#9 - Paul Blair - CF (1964-1976)
To say that center fielder Paul Blair had a remarkable career is an understatement. In his career he played in six World Series, seven American League Championship series, won eight Gold Gloves, and played on just one team with a losing record in seventeen big league seasons. He is considered to be one of the greatest defensive players of all time, and according to Baseball Reference he played at an All-Star level in five different seasons while with the Baltimore Orioles. He was a premier player during the glory days in Baltimore.
Blair started his career in the New York Mets system, but came over to the Orioles prior to making his major-league debut at the age of 20 in 1964. He got just one plate appearance that season, but starting in 1965 was the regular center fielder for the Orioles. Blair wasn't a world class offensive player, but he more than held his own early in his career. In 1967 he had an OPS+ of 135, and in 1969 he slugged 26 home runs. He was just entering his prime when he was hit in the face by a pitch on May 31, 1970. He missed 17 games before coming back, and many say that he was never the same hitter after that. Blair himself blamed his offensive decline for not having Frank Robinson hitting behind him after 1971.

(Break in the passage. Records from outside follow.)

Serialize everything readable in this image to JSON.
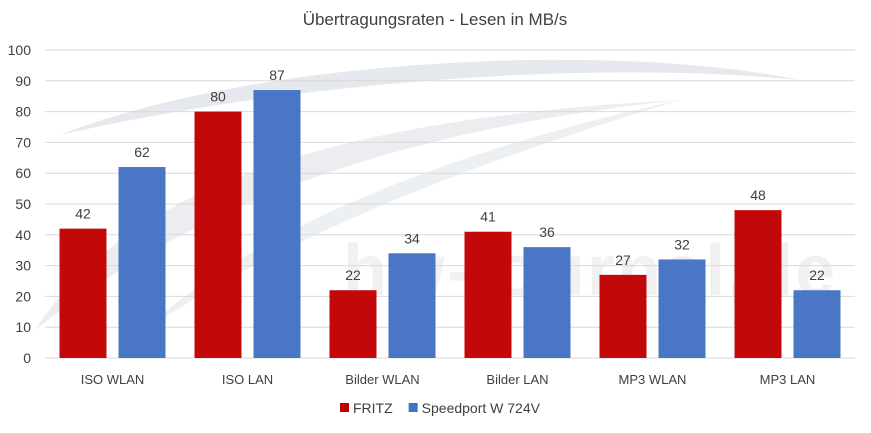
{
  "chart_data": {
    "type": "bar",
    "title": "Übertragungsraten - Lesen in MB/s",
    "xlabel": "",
    "ylabel": "",
    "ylim": [
      0,
      100
    ],
    "yticks": [
      0,
      10,
      20,
      30,
      40,
      50,
      60,
      70,
      80,
      90,
      100
    ],
    "grid": true,
    "legend_position": "bottom",
    "categories": [
      "ISO WLAN",
      "ISO LAN",
      "Bilder WLAN",
      "Bilder LAN",
      "MP3 WLAN",
      "MP3 LAN"
    ],
    "series": [
      {
        "name": "FRITZ",
        "color": "#c00000",
        "values": [
          42,
          80,
          22,
          41,
          27,
          48
        ]
      },
      {
        "name": "Speedport W 724V",
        "color": "#4472c4",
        "values": [
          62,
          87,
          34,
          36,
          32,
          22
        ]
      }
    ],
    "watermark": "hw-journal.de"
  }
}
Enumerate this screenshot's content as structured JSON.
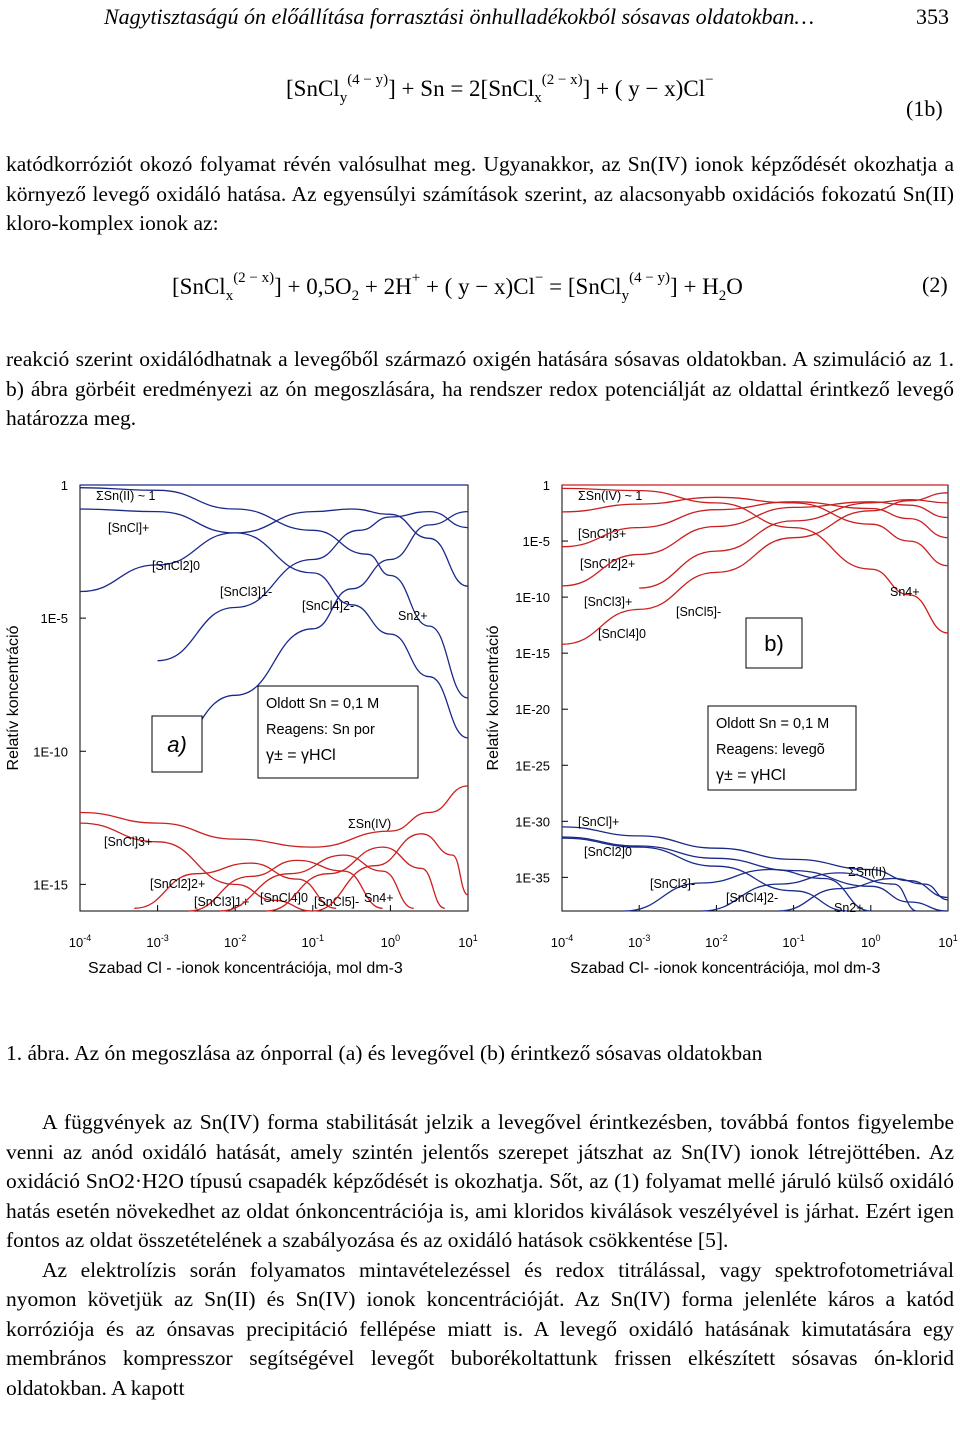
{
  "header": {
    "running_title": "Nagytisztaságú ón előállítása forrasztási önhulladékokból sósavas oldatokban…",
    "page_number": "353"
  },
  "equation_1b": {
    "text": "[SnCl_y]^(4−y) + Sn = 2[SnCl_x]^(2−x) + (y − x)Cl^−",
    "lhs1": "[SnCl",
    "lhs1_sub": "y",
    "lhs1_sup": "(4 − y)",
    "mid1": "] + Sn = 2[SnCl",
    "mid1_sub": "x",
    "mid1_sup": "(2 − x)",
    "rhs": "] + ( y − x)Cl",
    "rhs_sup": "−",
    "number": "(1b)"
  },
  "paragraph_1": "katódkorróziót okozó folyamat révén valósulhat meg. Ugyanakkor, az Sn(IV) ionok képződését okozhatja a környező levegő oxidáló hatása. Az egyensúlyi számítások szerint, az alacsonyabb oxidációs fokozatú Sn(II) kloro-komplex ionok az:",
  "equation_2": {
    "p1": "[SnCl",
    "p1_sub": "x",
    "p1_sup": "(2 − x)",
    "p2": "] + 0,5O",
    "p2_sub": "2",
    "p3": " + 2H",
    "p3_sup": "+",
    "p4": " + ( y − x)Cl",
    "p4_sup": "−",
    "p5": " = [SnCl",
    "p5_sub": "y",
    "p5_sup": "(4 − y)",
    "p6": "] + H",
    "p6_sub": "2",
    "p7": "O",
    "number": "(2)"
  },
  "paragraph_2": "reakció szerint oxidálódhatnak a levegőből származó oxigén hatására sósavas oldatokban. A szimuláció az 1. b) ábra görbéit eredményezi az ón megoszlására, ha rendszer redox potenciálját az oldattal érintkező levegő határozza meg.",
  "chart_data": [
    {
      "type": "line",
      "panel_label": "a)",
      "ylabel": "Relatív koncentráció",
      "xlabel": "Szabad Cl - -ionok koncentrációja, mol dm-3",
      "x_ticks": [
        "10-4",
        "10-3",
        "10-2",
        "10-1",
        "100",
        "101"
      ],
      "y_ticks": [
        "1",
        "1E-5",
        "1E-10",
        "1E-15"
      ],
      "x_scale": "log",
      "y_scale": "log",
      "xlim": [
        0.0001,
        10
      ],
      "ylim_log10": [
        -16,
        0
      ],
      "info_box": [
        "Oldott Sn = 0,1 M",
        "Reagens: Sn por",
        "γ± = γHCl"
      ],
      "series": [
        {
          "name": "ΣSn(II) ~ 1",
          "color": "#1a2a8a",
          "x_log10": [
            -4,
            1
          ],
          "y_log10": [
            0,
            0
          ]
        },
        {
          "name": "[SnCl]+",
          "color": "#1a2a8a",
          "x_log10": [
            -4,
            -3,
            -2,
            -1,
            -0.3,
            0,
            0.5,
            1
          ],
          "y_log10": [
            -0.1,
            -0.2,
            -0.9,
            -1.7,
            -2.6,
            -3.4,
            -5.3,
            -8.0
          ]
        },
        {
          "name": "[SnCl2]0",
          "color": "#1a2a8a",
          "x_log10": [
            -4,
            -3,
            -2,
            -1,
            -0.5,
            0,
            0.5,
            1
          ],
          "y_log10": [
            -4.0,
            -3.0,
            -1.8,
            -1.0,
            -0.9,
            -1.1,
            -2.0,
            -3.8
          ]
        },
        {
          "name": "[SnCl3]1-",
          "color": "#1a2a8a",
          "x_log10": [
            -3,
            -2,
            -1,
            -0.4,
            0,
            0.5,
            1
          ],
          "y_log10": [
            -6.6,
            -4.6,
            -2.8,
            -1.7,
            -1.2,
            -1.0,
            -1.6
          ]
        },
        {
          "name": "[SnCl4]2-",
          "color": "#1a2a8a",
          "x_log10": [
            -3,
            -2,
            -1,
            -0.5,
            0,
            0.5,
            1
          ],
          "y_log10": [
            -10.4,
            -7.9,
            -5.4,
            -3.9,
            -2.8,
            -1.5,
            -1.0
          ]
        },
        {
          "name": "Sn2+",
          "color": "#1a2a8a",
          "x_log10": [
            -4,
            -3,
            -2,
            -1,
            -0.5,
            0,
            0.5,
            1
          ],
          "y_log10": [
            -0.9,
            -1.0,
            -1.8,
            -3.3,
            -4.5,
            -5.6,
            -7.2,
            -9.5
          ]
        },
        {
          "name": "ΣSn(IV)",
          "color": "#cc1f1f",
          "x_log10": [
            -4,
            -3,
            -2,
            -1,
            0,
            0.5,
            1
          ],
          "y_log10": [
            -12.3,
            -12.7,
            -13.3,
            -13.6,
            -13.0,
            -12.3,
            -11.3
          ]
        },
        {
          "name": "[SnCl]3+",
          "color": "#cc1f1f",
          "x_log10": [
            -4,
            -3,
            -2,
            -1.5,
            -1
          ],
          "y_log10": [
            -12.7,
            -13.4,
            -15.0,
            -15.6,
            -16.0
          ]
        },
        {
          "name": "[SnCl2]2+",
          "color": "#cc1f1f",
          "x_log10": [
            -3.3,
            -2.5,
            -1.8,
            -1.2,
            -0.7
          ],
          "y_log10": [
            -15.9,
            -14.6,
            -14.2,
            -14.8,
            -15.9
          ]
        },
        {
          "name": "[SnCl3]1+",
          "color": "#cc1f1f",
          "x_log10": [
            -2.6,
            -1.8,
            -1.2,
            -0.6,
            -0.1
          ],
          "y_log10": [
            -16.0,
            -14.7,
            -14.1,
            -14.5,
            -15.9
          ]
        },
        {
          "name": "[SnCl4]0",
          "color": "#cc1f1f",
          "x_log10": [
            -2.2,
            -1.3,
            -0.6,
            -0.1,
            0.3
          ],
          "y_log10": [
            -16.0,
            -14.6,
            -13.9,
            -14.5,
            -15.9
          ]
        },
        {
          "name": "[SnCl5]-",
          "color": "#cc1f1f",
          "x_log10": [
            -1.6,
            -0.8,
            -0.1,
            0.4,
            0.7
          ],
          "y_log10": [
            -16.0,
            -14.6,
            -13.6,
            -14.4,
            -15.9
          ]
        },
        {
          "name": "Sn4+",
          "color": "#cc1f1f",
          "x_log10": [
            -1,
            -0.2,
            0.4,
            0.8,
            1
          ],
          "y_log10": [
            -16.0,
            -14.3,
            -13.1,
            -13.9,
            -15.4
          ]
        }
      ]
    },
    {
      "type": "line",
      "panel_label": "b)",
      "ylabel": "Relatív koncentráció",
      "xlabel": "Szabad Cl- -ionok koncentrációja, mol dm-3",
      "x_ticks": [
        "10-4",
        "10-3",
        "10-2",
        "10-1",
        "100",
        "101"
      ],
      "y_ticks": [
        "1",
        "1E-5",
        "1E-10",
        "1E-15",
        "1E-20",
        "1E-25",
        "1E-30",
        "1E-35"
      ],
      "x_scale": "log",
      "y_scale": "log",
      "xlim": [
        0.0001,
        10
      ],
      "ylim_log10": [
        -38,
        0
      ],
      "info_box": [
        "Oldott Sn = 0,1 M",
        "Reagens: levegõ",
        "γ± = γHCl"
      ],
      "series": [
        {
          "name": "ΣSn(IV) ~ 1",
          "color": "#cc1f1f",
          "x_log10": [
            -4,
            1
          ],
          "y_log10": [
            0,
            0
          ]
        },
        {
          "name": "[SnCl]3+",
          "color": "#cc1f1f",
          "x_log10": [
            -4,
            -3,
            -2,
            -1,
            0,
            0.5,
            1
          ],
          "y_log10": [
            -0.3,
            -0.5,
            -1.6,
            -3.8,
            -7.5,
            -9.8,
            -13.2
          ]
        },
        {
          "name": "[SnCl2]2+",
          "color": "#cc1f1f",
          "x_log10": [
            -4,
            -3,
            -2,
            -1,
            0,
            0.5,
            1
          ],
          "y_log10": [
            -2.4,
            -1.7,
            -1.1,
            -1.6,
            -3.5,
            -5.0,
            -7.2
          ]
        },
        {
          "name": "[SnCl3]+",
          "color": "#cc1f1f",
          "x_log10": [
            -4,
            -3,
            -2,
            -1,
            0,
            0.5,
            1
          ],
          "y_log10": [
            -5.5,
            -3.8,
            -2.2,
            -1.5,
            -2.1,
            -3.0,
            -4.7
          ]
        },
        {
          "name": "[SnCl4]0",
          "color": "#cc1f1f",
          "x_log10": [
            -4,
            -3,
            -2,
            -1,
            0,
            0.5,
            1
          ],
          "y_log10": [
            -9.0,
            -6.2,
            -3.7,
            -2.0,
            -1.5,
            -1.8,
            -2.9
          ]
        },
        {
          "name": "[SnCl5]-",
          "color": "#cc1f1f",
          "x_log10": [
            -3,
            -2,
            -1,
            0,
            0.5,
            1
          ],
          "y_log10": [
            -9.2,
            -5.9,
            -3.2,
            -1.6,
            -1.3,
            -1.6
          ]
        },
        {
          "name": "Sn4+",
          "color": "#cc1f1f",
          "x_log10": [
            -4,
            -3,
            -2,
            -1,
            0,
            0.5,
            1
          ],
          "y_log10": [
            -14.2,
            -11.1,
            -7.8,
            -4.7,
            -2.3,
            -1.4,
            -0.7
          ]
        },
        {
          "name": "ΣSn(II)",
          "color": "#1a2a8a",
          "x_log10": [
            -4,
            -3,
            -2,
            -1,
            0,
            0.5,
            1
          ],
          "y_log10": [
            -30.5,
            -31.3,
            -32.4,
            -33.4,
            -34.3,
            -35.3,
            -36.8
          ]
        },
        {
          "name": "[SnCl]+",
          "color": "#1a2a8a",
          "x_log10": [
            -4,
            -3,
            -2,
            -1,
            -0.3
          ],
          "y_log10": [
            -31.5,
            -32.3,
            -34.0,
            -36.2,
            -38.0
          ]
        },
        {
          "name": "[SnCl2]0",
          "color": "#1a2a8a",
          "x_log10": [
            -3.2,
            -2.2,
            -1.3,
            -0.6,
            0
          ],
          "y_log10": [
            -38.0,
            -35.5,
            -34.3,
            -35.1,
            -38.0
          ]
        },
        {
          "name": "[SnCl3]-",
          "color": "#1a2a8a",
          "x_log10": [
            -2.2,
            -1.2,
            -0.4,
            0.3,
            0.6
          ],
          "y_log10": [
            -38.0,
            -35.6,
            -34.6,
            -35.6,
            -38.0
          ]
        },
        {
          "name": "[SnCl4]2-",
          "color": "#1a2a8a",
          "x_log10": [
            -1.2,
            -0.4,
            0.3,
            0.7,
            1
          ],
          "y_log10": [
            -38.0,
            -36.0,
            -35.1,
            -35.6,
            -37.0
          ]
        },
        {
          "name": "Sn2+",
          "color": "#1a2a8a",
          "x_log10": [
            -4,
            -3,
            -2,
            -1,
            0,
            0.5,
            1
          ],
          "y_log10": [
            -31.4,
            -32.2,
            -33.3,
            -34.4,
            -35.8,
            -37.2,
            -38.0
          ]
        }
      ]
    }
  ],
  "caption": {
    "label": "1. ábra.",
    "text": " Az ón megoszlása az ónporral (a) és levegővel (b) érintkező sósavas oldatokban"
  },
  "paragraph_3": "A függvények az Sn(IV) forma stabilitását jelzik a levegővel érintkezésben, továbbá fontos figyelembe venni az anód oxidáló hatását, amely szintén jelentős szerepet játszhat az Sn(IV) ionok létrejöttében. Az oxidáció SnO2·H2O típusú csapadék képződését is okozhatja. Sőt, az (1) folyamat mellé járuló külső oxidáló hatás esetén növekedhet az oldat ónkoncentrációja is, ami kloridos kiválások veszélyével is járhat. Ezért igen fontos az oldat összetételének a szabályozása és az oxidáló hatások csökkentése [5].",
  "paragraph_4": "Az elektrolízis során folyamatos mintavételezéssel és redox titrálással, vagy spektrofotometriával nyomon követjük az Sn(II) és Sn(IV) ionok koncentrációját. Az Sn(IV) forma jelenléte káros a katód korróziója és az ónsavas precipitáció fellépése miatt is. A levegő oxidáló hatásának kimutatására egy membrános kompresszor segítségével levegőt buborékoltattunk frissen elkészített sósavas ón-klorid oldatokban. A kapott"
}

I didn't have the good fortune of watching Paul Blair play defense, and I don't even have the luxury of looking up his advanced stats to try and paint a picture (back then they didn't, you know, exist). So instead of me trying and failing, here are some excerpts from a few guys who had a front row seat to Blair's defense.
Earl Weaver, from Weaver on Strategy:
Paul Blair could stand in center field and know when a ball was hit over his head. He would turn around and run, never looking back at the ball, get to a spot, and then look up -- and there would be the ball. He'd grab it easily. No one can explain what Paul Blair had that gave him the ability to run and run and then know exactly where the ball was coming down. That's something that can't be learned. Such players know where the ball is going long before it gets there. Watching them, it seems, it seems they know as soon as the ball leaves the bat. It can't be explained or taught.
Frank Robinson, via the Baltimore Sun:
[H]e was to the outfield what Brooks [Robinson] was to the infield. He was our glue out there. I had to play such a small area [in right field] just to get out of his way, and so did the left fielder, that it felt like we weren’t even on the field.
I never saw Paul Blair run into a wall. He’d go back to the wall, full speed, jump, come down with the ball, straight down, and he would never run into the wall. He knew where the wall was at all times. He played a very shallow center field. He was an outstanding center fielder. There were some times his throw wasn’t as consistent as it should be, but he was a tremendous defensive center fielder.
Don Buford, via ESPN:
He played very shallow. People talked about how Willie Mays played shallow, and Paul did the same thing. He played with assuredness. With me in left and Frank Robinson in right, we played toward the lines and gave him a lot of room. He could really go get it.
Blair played in four World Series with the Orioles, and while he only had one hit in the 1966 WS against the Los Angeles Dodgers, it was a big one. In game three, the first home World Series game in Orioles history, Blair hit a solo home run off of Claude Osteen. It was one of only three hits the O's had in the game, and it was the only run the Orioles needed to win 1-0 and go up three games to none on the Dodgers.
He was equally impressive in the 1970 World Series, going 9-for-22 with a .524 OBP against the Reds. All together, Blair played in 35 games for the Birds in postseason.
Prior to the 1977 season, the Orioles traded Blair to the New York Yankees. His offense had fallen off the table by then, and he would never get it back. He did, however, get to play in two more World Series after being traded.
Paul Blair spent his post-baseball days living in the Baltimore area, and passed away on December 26, 2013 of a heart attack while attending a charity bowling event in Pikesville. He was elected into the Orioles Hall of Fame in 1984 and is, without a doubt, one of the greatest Orioles of all time.